Sillas musicales

Número 12   - 18/03/2013

El que fuera ministro de Fomento durante la etapa de gobierno de José Luís Rodríguez Zapatero, José Blanco, imputado por un delito de tráfico de influencias y prevaricación, ha ofrecido una rueda de prensa para defender su inocencia, descartando dimitir mientras el proceso siga en fase de instrucción.

Desde el estallido del caso Campeón y la imputación del diputado socialista en noviembre de 2011, y a pesar de que cada vez son más los indicios incriminatorios, Blanco defiende, insiste, proclama y vuelve a insistir en su inocencia. 

El ex ministro se une así a una larga lista de cargos públicos españoles aferrados a sus privilegios, parapetados tras el principio de la presunción de inocencia. 

Es cierto que todo ciudadano es inocente hasta que se demuestre lo contrario, pero también lo es que quienes promulgan medidas de austeridad, reducciones de salarios, tasazos judiciales, amnistías fiscales y otros atentados contra el mal llamado Estado del bienestar, deben ser escrupulosos a la hora de cumplir con la legalidad y la ética.

Uno de los factores que explican el creciente malestar de los españoles con la clase política es la falta absoluta de sincronía entre los ciudadanos y el poder que les gobierna. Y es bastante lógica. ¿Cómo pueden pedir sacrificios a los  ciudadanos quienes siguen contando con coches oficiales, dietas y complementos absolutamente desproporcionados para la situación que vive el país? ¿Con qué autoridad moral pueden pedir que se trabaje más por menos quienes no están dispuestos a renunciar a parte de sus privilegios? ¿Cómo puede exigir el cumplimiento de la legalidad alguien manchado por la sombra de la corrupción, la prevaricación o el abuso de poder?

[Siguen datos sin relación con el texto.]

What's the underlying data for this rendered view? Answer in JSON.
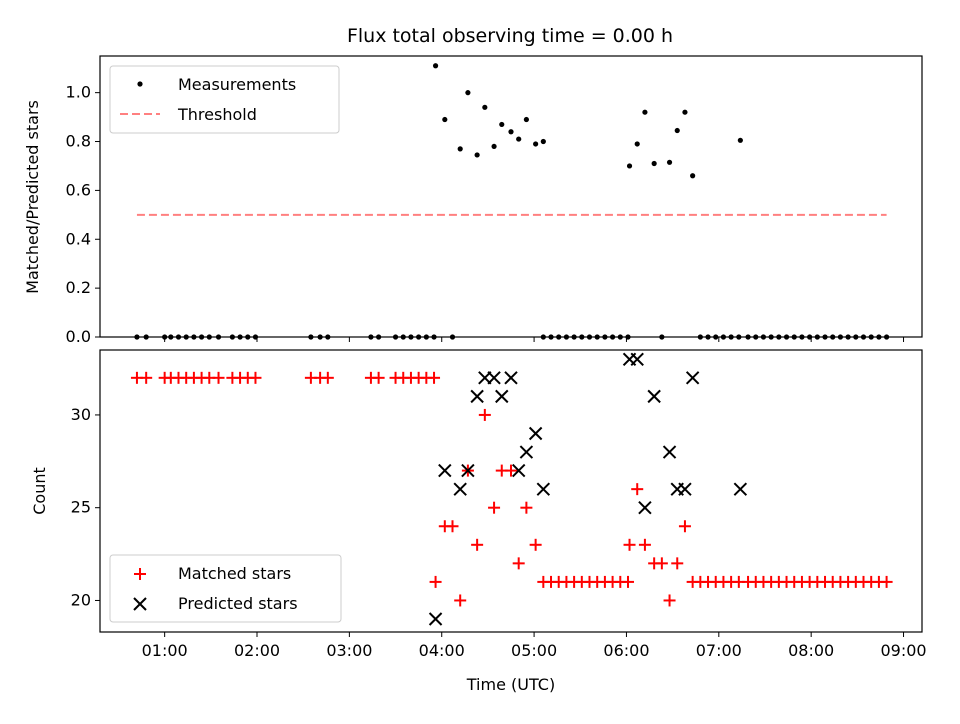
{
  "chart_data": [
    {
      "type": "scatter",
      "title": "Flux total observing time = 0.00 h",
      "xlabel": "",
      "ylabel": "Matched/Predicted stars",
      "ylim": [
        0,
        1.15
      ],
      "yticks": [
        "0.0",
        "0.2",
        "0.4",
        "0.6",
        "0.8",
        "1.0"
      ],
      "xlim": [
        "00:18",
        "09:12"
      ],
      "grid": false,
      "legend_position": "top-left",
      "series": [
        {
          "name": "Measurements",
          "color": "#000000",
          "marker": "dot",
          "points": [
            [
              "00:42",
              0
            ],
            [
              "00:48",
              0
            ],
            [
              "01:00",
              0
            ],
            [
              "01:04",
              0
            ],
            [
              "01:09",
              0
            ],
            [
              "01:14",
              0
            ],
            [
              "01:19",
              0
            ],
            [
              "01:24",
              0
            ],
            [
              "01:29",
              0
            ],
            [
              "01:35",
              0
            ],
            [
              "01:44",
              0
            ],
            [
              "01:49",
              0
            ],
            [
              "01:54",
              0
            ],
            [
              "01:59",
              0
            ],
            [
              "02:35",
              0
            ],
            [
              "02:41",
              0
            ],
            [
              "02:46",
              0
            ],
            [
              "03:14",
              0
            ],
            [
              "03:19",
              0
            ],
            [
              "03:30",
              0
            ],
            [
              "03:35",
              0
            ],
            [
              "03:40",
              0
            ],
            [
              "03:45",
              0
            ],
            [
              "03:50",
              0
            ],
            [
              "03:55",
              0
            ],
            [
              "03:56",
              1.11
            ],
            [
              "04:02",
              0.89
            ],
            [
              "04:07",
              0
            ],
            [
              "04:12",
              0.77
            ],
            [
              "04:17",
              1.0
            ],
            [
              "04:23",
              0.745
            ],
            [
              "04:28",
              0.94
            ],
            [
              "04:34",
              0.78
            ],
            [
              "04:39",
              0.87
            ],
            [
              "04:45",
              0.84
            ],
            [
              "04:50",
              0.81
            ],
            [
              "04:55",
              0.89
            ],
            [
              "05:01",
              0.79
            ],
            [
              "05:06",
              0.8
            ],
            [
              "05:06",
              0
            ],
            [
              "05:11",
              0
            ],
            [
              "05:16",
              0
            ],
            [
              "05:21",
              0
            ],
            [
              "05:26",
              0
            ],
            [
              "05:31",
              0
            ],
            [
              "05:36",
              0
            ],
            [
              "05:41",
              0
            ],
            [
              "05:46",
              0
            ],
            [
              "05:51",
              0
            ],
            [
              "05:56",
              0
            ],
            [
              "06:01",
              0
            ],
            [
              "06:02",
              0.7
            ],
            [
              "06:07",
              0.79
            ],
            [
              "06:12",
              0.92
            ],
            [
              "06:18",
              0.71
            ],
            [
              "06:23",
              0
            ],
            [
              "06:28",
              0.715
            ],
            [
              "06:33",
              0.845
            ],
            [
              "06:38",
              0.92
            ],
            [
              "06:43",
              0.66
            ],
            [
              "06:48",
              0
            ],
            [
              "06:53",
              0
            ],
            [
              "06:58",
              0
            ],
            [
              "07:03",
              0
            ],
            [
              "07:08",
              0
            ],
            [
              "07:13",
              0
            ],
            [
              "07:14",
              0.805
            ],
            [
              "07:19",
              0
            ],
            [
              "07:24",
              0
            ],
            [
              "07:29",
              0
            ],
            [
              "07:34",
              0
            ],
            [
              "07:39",
              0
            ],
            [
              "07:44",
              0
            ],
            [
              "07:49",
              0
            ],
            [
              "07:54",
              0
            ],
            [
              "07:59",
              0
            ],
            [
              "08:04",
              0
            ],
            [
              "08:09",
              0
            ],
            [
              "08:14",
              0
            ],
            [
              "08:19",
              0
            ],
            [
              "08:24",
              0
            ],
            [
              "08:29",
              0
            ],
            [
              "08:34",
              0
            ],
            [
              "08:39",
              0
            ],
            [
              "08:44",
              0
            ],
            [
              "08:49",
              0
            ]
          ]
        },
        {
          "name": "Threshold",
          "color": "#ff8080",
          "line_style": "dashed",
          "x": [
            "00:42",
            "08:49"
          ],
          "y": [
            0.5,
            0.5
          ]
        }
      ]
    },
    {
      "type": "scatter",
      "title": "",
      "xlabel": "Time (UTC)",
      "ylabel": "Count",
      "ylim": [
        18.3,
        33.5
      ],
      "yticks": [
        "20",
        "25",
        "30"
      ],
      "xlim": [
        "00:18",
        "09:12"
      ],
      "xticks": [
        "01:00",
        "02:00",
        "03:00",
        "04:00",
        "05:00",
        "06:00",
        "07:00",
        "08:00",
        "09:00"
      ],
      "grid": false,
      "legend_position": "bottom-left",
      "series": [
        {
          "name": "Matched stars",
          "color": "#ff0000",
          "marker": "plus",
          "points": [
            [
              "00:42",
              32
            ],
            [
              "00:48",
              32
            ],
            [
              "01:00",
              32
            ],
            [
              "01:04",
              32
            ],
            [
              "01:09",
              32
            ],
            [
              "01:14",
              32
            ],
            [
              "01:19",
              32
            ],
            [
              "01:24",
              32
            ],
            [
              "01:29",
              32
            ],
            [
              "01:35",
              32
            ],
            [
              "01:44",
              32
            ],
            [
              "01:49",
              32
            ],
            [
              "01:54",
              32
            ],
            [
              "01:59",
              32
            ],
            [
              "02:35",
              32
            ],
            [
              "02:41",
              32
            ],
            [
              "02:46",
              32
            ],
            [
              "03:14",
              32
            ],
            [
              "03:19",
              32
            ],
            [
              "03:30",
              32
            ],
            [
              "03:35",
              32
            ],
            [
              "03:40",
              32
            ],
            [
              "03:45",
              32
            ],
            [
              "03:50",
              32
            ],
            [
              "03:55",
              32
            ],
            [
              "03:56",
              21
            ],
            [
              "04:02",
              24
            ],
            [
              "04:07",
              24
            ],
            [
              "04:12",
              20
            ],
            [
              "04:17",
              27
            ],
            [
              "04:23",
              23
            ],
            [
              "04:28",
              30
            ],
            [
              "04:34",
              25
            ],
            [
              "04:39",
              27
            ],
            [
              "04:45",
              27
            ],
            [
              "04:50",
              22
            ],
            [
              "04:55",
              25
            ],
            [
              "05:01",
              23
            ],
            [
              "05:06",
              21
            ],
            [
              "05:11",
              21
            ],
            [
              "05:16",
              21
            ],
            [
              "05:21",
              21
            ],
            [
              "05:26",
              21
            ],
            [
              "05:31",
              21
            ],
            [
              "05:36",
              21
            ],
            [
              "05:41",
              21
            ],
            [
              "05:46",
              21
            ],
            [
              "05:51",
              21
            ],
            [
              "05:56",
              21
            ],
            [
              "06:01",
              21
            ],
            [
              "06:02",
              23
            ],
            [
              "06:07",
              26
            ],
            [
              "06:12",
              23
            ],
            [
              "06:18",
              22
            ],
            [
              "06:23",
              22
            ],
            [
              "06:28",
              20
            ],
            [
              "06:33",
              22
            ],
            [
              "06:38",
              24
            ],
            [
              "06:43",
              21
            ],
            [
              "06:48",
              21
            ],
            [
              "06:53",
              21
            ],
            [
              "06:58",
              21
            ],
            [
              "07:03",
              21
            ],
            [
              "07:08",
              21
            ],
            [
              "07:13",
              21
            ],
            [
              "07:19",
              21
            ],
            [
              "07:24",
              21
            ],
            [
              "07:29",
              21
            ],
            [
              "07:34",
              21
            ],
            [
              "07:39",
              21
            ],
            [
              "07:44",
              21
            ],
            [
              "07:49",
              21
            ],
            [
              "07:54",
              21
            ],
            [
              "07:59",
              21
            ],
            [
              "08:04",
              21
            ],
            [
              "08:09",
              21
            ],
            [
              "08:14",
              21
            ],
            [
              "08:19",
              21
            ],
            [
              "08:24",
              21
            ],
            [
              "08:29",
              21
            ],
            [
              "08:34",
              21
            ],
            [
              "08:39",
              21
            ],
            [
              "08:44",
              21
            ],
            [
              "08:49",
              21
            ]
          ]
        },
        {
          "name": "Predicted stars",
          "color": "#000000",
          "marker": "x",
          "points": [
            [
              "03:56",
              19
            ],
            [
              "04:02",
              27
            ],
            [
              "04:12",
              26
            ],
            [
              "04:17",
              27
            ],
            [
              "04:23",
              31
            ],
            [
              "04:28",
              32
            ],
            [
              "04:34",
              32
            ],
            [
              "04:39",
              31
            ],
            [
              "04:45",
              32
            ],
            [
              "04:50",
              27
            ],
            [
              "04:55",
              28
            ],
            [
              "05:01",
              29
            ],
            [
              "05:06",
              26
            ],
            [
              "06:02",
              33
            ],
            [
              "06:07",
              33
            ],
            [
              "06:12",
              25
            ],
            [
              "06:18",
              31
            ],
            [
              "06:28",
              28
            ],
            [
              "06:33",
              26
            ],
            [
              "06:38",
              26
            ],
            [
              "06:43",
              32
            ],
            [
              "07:14",
              26
            ]
          ]
        }
      ]
    }
  ]
}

El hecho de promover una reforma laboral que ha tenido efectos destructivos para los trabajadores, que permite la flexibilización del despido en un país con una tasa de paro del 26%, mientras los gobernantes imputados en casos de corrupción se niegan a dimitir es incoherente, y resulta absolutamente inadmisible en otros países de la UE.

En estados como Francia, Alemania o Inglaterra existen varios ejemplos que confirman esta idea: los cargos públicos deben contar con autoridad moral, tienen que ser un ejemplo. Es necesario que entiendan la política como un servicio para los ciudadanos, por lo que deben estar dispuestos a abandonar sus puestos de trabajo cuando existan sólidos indicios que les vinculen con actividades ilegales o inapropiadas (por decirlo de manera amable).

José Blanco, Francisco Camps, Andrea Fabra o Ana Mato son solo distintos ejemplos, conocidos políticos españoles adictos a una variante del juego popular de las sillas musicales. La música sigue sonando, pero los jugadores no están dispuestos a alejarse de sus sillas, aferrándose a ellas como si su vida dependiese de ello, con todas las consecuencias que eso implica para el resto de la clase política.